In the last year the government has brought in new rights allowing the upward extension of a range of different property types, the demolition and rebuild as housing of a range of properties, and these latest far-reaching resi conversion rights due to come into force next week.
It was only after Tory MPs threatened to rebel against the government in a parliamentary debate on the issue last autumn, that the government changed tack by saying homes produced this way had to meet minimum space standards.
The select committee report said it was also very concerned by the location of many of the converted homes, including on business and industrial parks, and that councils should have a right to consider location when deciding on applications for prior approval under permitted development.
Clive Betts, chair of the committee, said he was sympathetic to the intention of building more homes that had prompted the recent PDR, but that the changes contradicted the government’s increased focus on plan-led development and local democratic involvement, and “fatally undermine the role of local authorities in shaping their communities”.

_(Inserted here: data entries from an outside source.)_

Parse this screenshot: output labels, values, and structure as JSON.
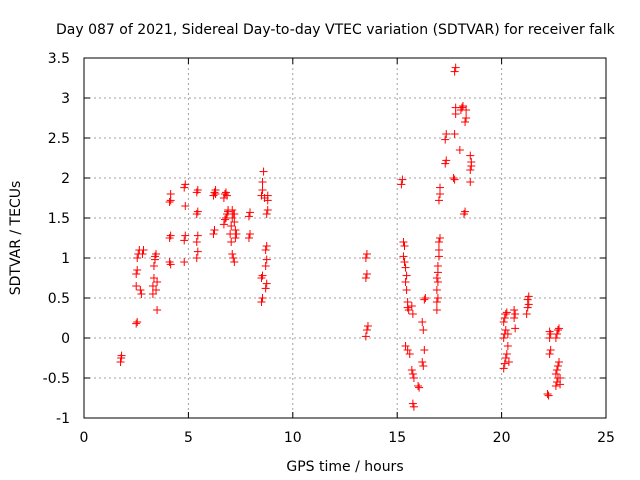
{
  "chart_data": {
    "type": "scatter",
    "title": "Day 087 of 2021, Sidereal Day-to-day VTEC variation (SDTVAR) for receiver falk",
    "xlabel": "GPS time / hours",
    "ylabel": "SDTVAR / TECUs",
    "xlim": [
      0,
      25
    ],
    "ylim": [
      -1,
      3.5
    ],
    "xticks": [
      0,
      5,
      10,
      15,
      20,
      25
    ],
    "xtick_labels": [
      "0",
      "5",
      "10",
      "15",
      "20",
      "25"
    ],
    "yticks": [
      -1,
      -0.5,
      0,
      0.5,
      1,
      1.5,
      2,
      2.5,
      3,
      3.5
    ],
    "ytick_labels": [
      "-1",
      "-0.5",
      "0",
      "0.5",
      "1",
      "1.5",
      "2",
      "2.5",
      "3",
      "3.5"
    ],
    "grid": true,
    "marker": "+",
    "series": [
      {
        "name": "SDTVAR",
        "color": "#ff0000",
        "points": [
          [
            1.75,
            -0.3
          ],
          [
            1.78,
            -0.25
          ],
          [
            1.8,
            -0.22
          ],
          [
            2.5,
            0.18
          ],
          [
            2.55,
            0.2
          ],
          [
            2.5,
            0.65
          ],
          [
            2.5,
            0.8
          ],
          [
            2.55,
            0.85
          ],
          [
            2.55,
            1.0
          ],
          [
            2.6,
            1.05
          ],
          [
            2.65,
            1.1
          ],
          [
            2.7,
            0.6
          ],
          [
            2.75,
            0.55
          ],
          [
            2.8,
            1.05
          ],
          [
            2.85,
            1.1
          ],
          [
            3.3,
            0.55
          ],
          [
            3.3,
            0.65
          ],
          [
            3.35,
            0.75
          ],
          [
            3.35,
            0.9
          ],
          [
            3.4,
            0.98
          ],
          [
            3.4,
            1.02
          ],
          [
            3.45,
            1.05
          ],
          [
            3.45,
            0.6
          ],
          [
            3.5,
            0.7
          ],
          [
            3.5,
            0.35
          ],
          [
            4.1,
            0.95
          ],
          [
            4.15,
            0.92
          ],
          [
            4.1,
            1.25
          ],
          [
            4.15,
            1.28
          ],
          [
            4.1,
            1.7
          ],
          [
            4.15,
            1.72
          ],
          [
            4.15,
            1.8
          ],
          [
            4.8,
            0.95
          ],
          [
            4.8,
            1.22
          ],
          [
            4.85,
            1.28
          ],
          [
            4.85,
            1.65
          ],
          [
            4.8,
            1.88
          ],
          [
            4.85,
            1.92
          ],
          [
            5.4,
            1.0
          ],
          [
            5.45,
            1.08
          ],
          [
            5.4,
            1.2
          ],
          [
            5.45,
            1.28
          ],
          [
            5.4,
            1.55
          ],
          [
            5.45,
            1.58
          ],
          [
            5.4,
            1.82
          ],
          [
            5.45,
            1.85
          ],
          [
            6.2,
            1.3
          ],
          [
            6.25,
            1.35
          ],
          [
            6.2,
            1.78
          ],
          [
            6.25,
            1.82
          ],
          [
            6.3,
            1.8
          ],
          [
            6.3,
            1.85
          ],
          [
            6.7,
            1.42
          ],
          [
            6.75,
            1.48
          ],
          [
            6.8,
            1.5
          ],
          [
            6.85,
            1.55
          ],
          [
            6.9,
            1.58
          ],
          [
            6.7,
            1.75
          ],
          [
            6.75,
            1.8
          ],
          [
            6.8,
            1.82
          ],
          [
            6.85,
            1.78
          ],
          [
            6.9,
            1.6
          ],
          [
            7.0,
            1.3
          ],
          [
            7.05,
            1.4
          ],
          [
            7.1,
            1.5
          ],
          [
            7.15,
            1.55
          ],
          [
            7.2,
            1.45
          ],
          [
            7.25,
            1.35
          ],
          [
            7.05,
            1.2
          ],
          [
            7.1,
            1.05
          ],
          [
            7.15,
            1.0
          ],
          [
            7.2,
            0.95
          ],
          [
            7.25,
            1.25
          ],
          [
            7.3,
            1.3
          ],
          [
            7.1,
            1.6
          ],
          [
            7.2,
            1.55
          ],
          [
            7.9,
            1.25
          ],
          [
            7.95,
            1.3
          ],
          [
            7.9,
            1.52
          ],
          [
            7.95,
            1.57
          ],
          [
            8.5,
            0.45
          ],
          [
            8.55,
            0.5
          ],
          [
            8.5,
            0.75
          ],
          [
            8.55,
            0.78
          ],
          [
            8.5,
            1.78
          ],
          [
            8.55,
            1.85
          ],
          [
            8.55,
            1.95
          ],
          [
            8.6,
            2.08
          ],
          [
            8.65,
            1.75
          ],
          [
            8.7,
            0.62
          ],
          [
            8.75,
            0.68
          ],
          [
            8.7,
            0.9
          ],
          [
            8.75,
            0.98
          ],
          [
            8.7,
            1.1
          ],
          [
            8.75,
            1.15
          ],
          [
            8.75,
            1.55
          ],
          [
            8.8,
            1.6
          ],
          [
            8.8,
            1.72
          ],
          [
            8.8,
            1.78
          ],
          [
            13.5,
            0.02
          ],
          [
            13.55,
            0.1
          ],
          [
            13.6,
            0.15
          ],
          [
            13.5,
            0.75
          ],
          [
            13.55,
            0.8
          ],
          [
            13.5,
            1.0
          ],
          [
            13.55,
            1.05
          ],
          [
            15.2,
            1.92
          ],
          [
            15.25,
            1.98
          ],
          [
            15.3,
            1.2
          ],
          [
            15.35,
            1.15
          ],
          [
            15.3,
            1.02
          ],
          [
            15.35,
            0.95
          ],
          [
            15.4,
            0.88
          ],
          [
            15.45,
            0.78
          ],
          [
            15.4,
            0.7
          ],
          [
            15.45,
            0.6
          ],
          [
            15.5,
            0.45
          ],
          [
            15.5,
            0.38
          ],
          [
            15.55,
            0.35
          ],
          [
            15.4,
            -0.1
          ],
          [
            15.5,
            -0.15
          ],
          [
            15.6,
            -0.2
          ],
          [
            15.7,
            0.4
          ],
          [
            15.75,
            0.3
          ],
          [
            15.7,
            -0.4
          ],
          [
            15.75,
            -0.45
          ],
          [
            15.8,
            -0.5
          ],
          [
            15.75,
            -0.82
          ],
          [
            15.8,
            -0.86
          ],
          [
            16.0,
            -0.6
          ],
          [
            16.05,
            -0.62
          ],
          [
            16.2,
            0.2
          ],
          [
            16.25,
            0.1
          ],
          [
            16.2,
            -0.3
          ],
          [
            16.25,
            -0.35
          ],
          [
            16.3,
            -0.15
          ],
          [
            16.3,
            0.48
          ],
          [
            16.35,
            0.5
          ],
          [
            16.9,
            0.35
          ],
          [
            16.9,
            0.45
          ],
          [
            16.95,
            0.5
          ],
          [
            16.9,
            0.6
          ],
          [
            16.95,
            0.7
          ],
          [
            16.9,
            0.75
          ],
          [
            16.95,
            0.82
          ],
          [
            16.95,
            0.9
          ],
          [
            17.0,
            1.02
          ],
          [
            17.0,
            1.1
          ],
          [
            17.0,
            1.2
          ],
          [
            17.05,
            1.25
          ],
          [
            17.0,
            1.72
          ],
          [
            17.05,
            1.8
          ],
          [
            17.05,
            1.88
          ],
          [
            17.3,
            2.18
          ],
          [
            17.35,
            2.22
          ],
          [
            17.3,
            2.48
          ],
          [
            17.35,
            2.55
          ],
          [
            17.7,
            2.0
          ],
          [
            17.75,
            1.98
          ],
          [
            17.75,
            2.55
          ],
          [
            17.8,
            2.8
          ],
          [
            17.8,
            2.88
          ],
          [
            17.75,
            3.33
          ],
          [
            17.8,
            3.38
          ],
          [
            18.0,
            2.35
          ],
          [
            18.05,
            2.85
          ],
          [
            18.1,
            2.88
          ],
          [
            18.15,
            2.9
          ],
          [
            18.2,
            1.55
          ],
          [
            18.25,
            1.58
          ],
          [
            18.25,
            2.7
          ],
          [
            18.3,
            2.75
          ],
          [
            18.3,
            2.85
          ],
          [
            18.5,
            1.95
          ],
          [
            18.5,
            2.1
          ],
          [
            18.55,
            2.15
          ],
          [
            18.55,
            2.2
          ],
          [
            18.5,
            2.28
          ],
          [
            20.1,
            -0.38
          ],
          [
            20.15,
            -0.32
          ],
          [
            20.2,
            -0.25
          ],
          [
            20.25,
            -0.2
          ],
          [
            20.3,
            -0.1
          ],
          [
            20.1,
            0.0
          ],
          [
            20.15,
            0.05
          ],
          [
            20.2,
            0.1
          ],
          [
            20.1,
            0.2
          ],
          [
            20.15,
            0.25
          ],
          [
            20.2,
            0.3
          ],
          [
            20.25,
            0.32
          ],
          [
            20.3,
            0.05
          ],
          [
            20.35,
            -0.3
          ],
          [
            20.6,
            0.25
          ],
          [
            20.65,
            0.3
          ],
          [
            20.6,
            0.35
          ],
          [
            20.65,
            0.12
          ],
          [
            21.2,
            0.3
          ],
          [
            21.25,
            0.38
          ],
          [
            21.3,
            0.42
          ],
          [
            21.25,
            0.48
          ],
          [
            21.3,
            0.52
          ],
          [
            22.2,
            -0.7
          ],
          [
            22.25,
            -0.72
          ],
          [
            22.3,
            -0.2
          ],
          [
            22.35,
            -0.15
          ],
          [
            22.3,
            0.0
          ],
          [
            22.35,
            0.05
          ],
          [
            22.3,
            0.08
          ],
          [
            22.6,
            -0.6
          ],
          [
            22.65,
            -0.55
          ],
          [
            22.7,
            -0.5
          ],
          [
            22.6,
            -0.45
          ],
          [
            22.65,
            -0.4
          ],
          [
            22.7,
            -0.35
          ],
          [
            22.75,
            -0.3
          ],
          [
            22.6,
            0.0
          ],
          [
            22.65,
            0.05
          ],
          [
            22.7,
            0.1
          ],
          [
            22.75,
            0.12
          ],
          [
            22.8,
            -0.5
          ],
          [
            22.8,
            -0.58
          ]
        ]
      }
    ]
  }
}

He said: “The government should pause any further extensions of permitted development rights for residential change of use and undertake a review of the role of such PDRs in the wider planning system, spelling out how this can be consistent with its proposed reforms as set out in last year’s Planning White Paper.
“It’s also crucial the PDR regime ensures local councils are be able to protect certain areas from permitted developments rights where they have legitimate concerns about the impact on town centres, high streets and commercial centres.”
>> Also read: Minister tells developers they have moral duty to work with communities and new design codes
Councillor David Renard, housing spokesperson at the Local Government Association, said the new rights could have an “adverse impact on our high streets” and should be “removed”
He said: “Building the homes the country needs should be delivered through a locally-led planning system, and in the right places supported by the right infrastructure. Only this ensures a mix of high-quality, affordable housing that meets the needs of local communities, while also giving those communities the opportunity to shape and define the area they live in.”